Kami pun kemudian bertemu di tengah. Di sebuah rumah mewah di depan musholla Darussalam. Di dalamnya ada majelis ta’lim adz-dzikra tempat saya mengaji di malam harinya. 

Keluarga pemilik rumah itu biasanya membeli barang dagangan kami dalam jumlah banyak. Mungkin memang karena penghuninya adalah keluarga besar. Mungkin juga karena kasihan dengan saya yang seringnya sudah kuyup kedinginan.

3
grittier: mind42.com


Daya Juang sebagai Warisan


Ibu dan Bapak saya bukan dari kalangan berada. Bahkan sampai akhir hayatnya tidak ada sebentuk harta sebagai warisan dari Ibu untuk kami yang ditinggalkan. Untuk mampu mengenyam pendidikan sampai perguruan tinggi seperti yang saya sandang saat ini pun, lebih banyak karena gratisan alias beasiswa. Selebihnya karena suntikan dana dari kerja serabutan sembari sekolah yang saya jalani semenjak SMP.

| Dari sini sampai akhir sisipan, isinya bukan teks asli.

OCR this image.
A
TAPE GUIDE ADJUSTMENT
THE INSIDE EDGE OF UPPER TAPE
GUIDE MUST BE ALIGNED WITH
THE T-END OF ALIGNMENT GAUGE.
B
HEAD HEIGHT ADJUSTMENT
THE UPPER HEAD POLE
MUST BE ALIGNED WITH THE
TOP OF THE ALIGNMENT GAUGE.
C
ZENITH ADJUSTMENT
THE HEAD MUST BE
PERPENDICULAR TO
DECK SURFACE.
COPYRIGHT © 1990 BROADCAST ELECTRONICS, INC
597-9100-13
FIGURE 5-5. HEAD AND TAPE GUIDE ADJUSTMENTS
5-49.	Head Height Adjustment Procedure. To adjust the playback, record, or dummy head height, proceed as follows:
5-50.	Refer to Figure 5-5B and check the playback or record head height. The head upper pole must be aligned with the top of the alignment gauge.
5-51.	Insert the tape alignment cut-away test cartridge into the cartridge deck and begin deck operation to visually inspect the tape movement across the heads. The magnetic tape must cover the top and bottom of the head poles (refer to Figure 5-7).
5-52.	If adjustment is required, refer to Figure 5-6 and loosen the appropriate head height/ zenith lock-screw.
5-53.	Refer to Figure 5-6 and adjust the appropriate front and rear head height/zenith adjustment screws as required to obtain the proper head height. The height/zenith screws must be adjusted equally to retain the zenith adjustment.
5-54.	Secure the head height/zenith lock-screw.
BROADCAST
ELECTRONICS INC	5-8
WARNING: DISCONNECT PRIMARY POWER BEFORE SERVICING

Tapi bukan berarti peran Ibu hilang. Justru saya meyakini bahwa sekecil apapun kebaikan yang bisa saya capai hanya karena kebaikannya dan Bapak saya. 

Daya juang, itulah yang beliau tanam dan wariskan kepada saya. Tanpa itu, saya rasa tidak akan menjadi seperti saat ini.


Dari berjualan lemper itulah, daya juang saya ditempa. Bukan sekedar rupiah tambahan yang kemudian bisa kami kais. Lebih dari itu, kemandirian menjadi pondasi kokoh yang kami raih. Bi’idznillah. Bukankah setiap orang tua harus mampu mempersiapkan anaknya untuk bisa melanjutkan hidup tanpa kehadiran mereka?

Semoga kemuliaan senantiasa tercurah untukmu Emakku di alam kubur sana. Allahummaghfirlaha warhamha wa’afiha wa’fu’anha.